This episode is at the request of a lovely friend, who said, basically, if we feel like shit why shouldn't we be allowed to look like shit? Why is there so much pressure from everyone to keep looking 'normal'?
If ever there was a time to relax the beauty standards for women, I would have thought that chemo and cancer treatment was probably it.
It does seem like a lot of the well-meant messaging about 'taking care of yourself during chemo' seems to be about how to keep looking normal (despite undergoing some pretty intensive treatment). There's also, hopefully, some emphasis on maintaining the functionality of skin and nails. The grief people feel when their visual selves change drastically during cancer treatment could be dealt with more constructively. By this I mean, why not take it as an opportunity to reinvent our sense of selves, to invest in a sense of self that isn't about our visual selves, and to become stronger from this. Plus, it's the ideal moment to thoughtfully think about how much energy you want to invest in your appearances, in which ways, and under what circumstances.
Continuing to try and look 'normal' works for a minority of cancer patients, (and more power to these people, keep it up!), but for a lot of other people it sets them up for angst, shame, failure, a massive waste of energy and time, and at the extreme end, social isolation and maybe some deeply unconvincingly drawn on eyebrows.

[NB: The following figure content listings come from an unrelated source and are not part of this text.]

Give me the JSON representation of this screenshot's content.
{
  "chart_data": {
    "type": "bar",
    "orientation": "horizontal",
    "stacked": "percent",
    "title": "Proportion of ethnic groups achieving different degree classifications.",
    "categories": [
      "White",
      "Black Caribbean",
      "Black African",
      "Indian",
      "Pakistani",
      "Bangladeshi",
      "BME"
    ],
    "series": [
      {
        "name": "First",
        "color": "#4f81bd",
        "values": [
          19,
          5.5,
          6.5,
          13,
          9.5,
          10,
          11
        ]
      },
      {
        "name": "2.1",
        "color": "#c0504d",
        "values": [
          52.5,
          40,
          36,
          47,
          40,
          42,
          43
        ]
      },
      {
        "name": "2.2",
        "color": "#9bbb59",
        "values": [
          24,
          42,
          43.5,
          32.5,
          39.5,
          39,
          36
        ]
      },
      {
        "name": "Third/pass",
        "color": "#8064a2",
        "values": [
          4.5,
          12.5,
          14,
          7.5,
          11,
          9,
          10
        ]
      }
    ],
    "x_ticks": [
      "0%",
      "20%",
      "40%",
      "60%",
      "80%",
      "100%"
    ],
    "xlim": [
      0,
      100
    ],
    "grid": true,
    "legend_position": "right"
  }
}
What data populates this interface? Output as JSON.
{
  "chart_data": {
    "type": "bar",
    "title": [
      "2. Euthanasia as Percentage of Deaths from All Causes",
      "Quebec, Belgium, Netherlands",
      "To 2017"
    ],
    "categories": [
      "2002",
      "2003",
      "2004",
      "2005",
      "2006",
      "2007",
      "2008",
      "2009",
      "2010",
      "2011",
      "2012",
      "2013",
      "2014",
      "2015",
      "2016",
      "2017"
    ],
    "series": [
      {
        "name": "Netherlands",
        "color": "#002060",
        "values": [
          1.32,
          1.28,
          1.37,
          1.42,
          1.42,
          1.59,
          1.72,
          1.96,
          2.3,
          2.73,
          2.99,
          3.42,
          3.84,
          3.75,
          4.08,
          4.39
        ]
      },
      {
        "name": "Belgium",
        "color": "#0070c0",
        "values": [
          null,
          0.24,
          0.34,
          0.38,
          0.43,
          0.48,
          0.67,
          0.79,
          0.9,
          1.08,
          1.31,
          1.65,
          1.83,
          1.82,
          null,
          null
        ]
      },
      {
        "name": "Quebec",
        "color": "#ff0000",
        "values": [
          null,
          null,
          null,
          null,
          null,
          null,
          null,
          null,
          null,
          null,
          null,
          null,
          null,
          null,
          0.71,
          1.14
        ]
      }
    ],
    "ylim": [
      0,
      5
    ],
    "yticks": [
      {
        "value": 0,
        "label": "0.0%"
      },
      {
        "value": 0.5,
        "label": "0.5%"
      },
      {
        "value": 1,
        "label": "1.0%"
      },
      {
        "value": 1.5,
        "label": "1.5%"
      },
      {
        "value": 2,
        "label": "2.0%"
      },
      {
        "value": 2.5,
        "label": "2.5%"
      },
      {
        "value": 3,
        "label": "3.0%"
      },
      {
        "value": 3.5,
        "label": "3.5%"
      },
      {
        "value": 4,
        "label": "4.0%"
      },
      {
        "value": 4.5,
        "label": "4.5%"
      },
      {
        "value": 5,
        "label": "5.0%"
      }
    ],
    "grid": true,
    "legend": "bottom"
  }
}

Why don't we make eyebrow-less moments more socially acceptable in the public space? This is the ideal time to challenge the beauty myth and reclaim our power and worth as human beings, rather than just our surface appearances.
This episode looks at how to position yourself psychologically with regards to all of this in a way that suits you, to let yourself feel the grief linked to visual changes when it comes, but then to take the opportunity to reinvent, to find any tiny positive point in any of the weird body fluctuations that you are going through, and to try and have fun with that, rather than just trying to look 'normal' and how you used to.
It also seeks to normalise why I can't wear a wig and have a reasonable conversation at the same time, and the perspective that maybe not looking 'normal' is a useful social intervention that might address the underlying issue of too strongly identifying with a body subject to constant physical change, a body which everyone else seems to think they have the right to comment on, still, at my age and with a hypothetically incurable cancer and sometimes green skin tone.
At the very least, please take this as your invitation to just relax a bit more while dealing with all of the weird and wonderful changes that come with cancer shenanigans and to make other peoples' reactions about them, and not your problem to have to manage away. Unless it suits you to 'pass', and then thinking about when and why, and getting the right dress up gear is useful for you. My perspective is that it's useful for it to be a conscious choice to do this when it suits, and in a way that suits you, rather than an implicitly assumed and socially policed obligation to try and look 'normal'.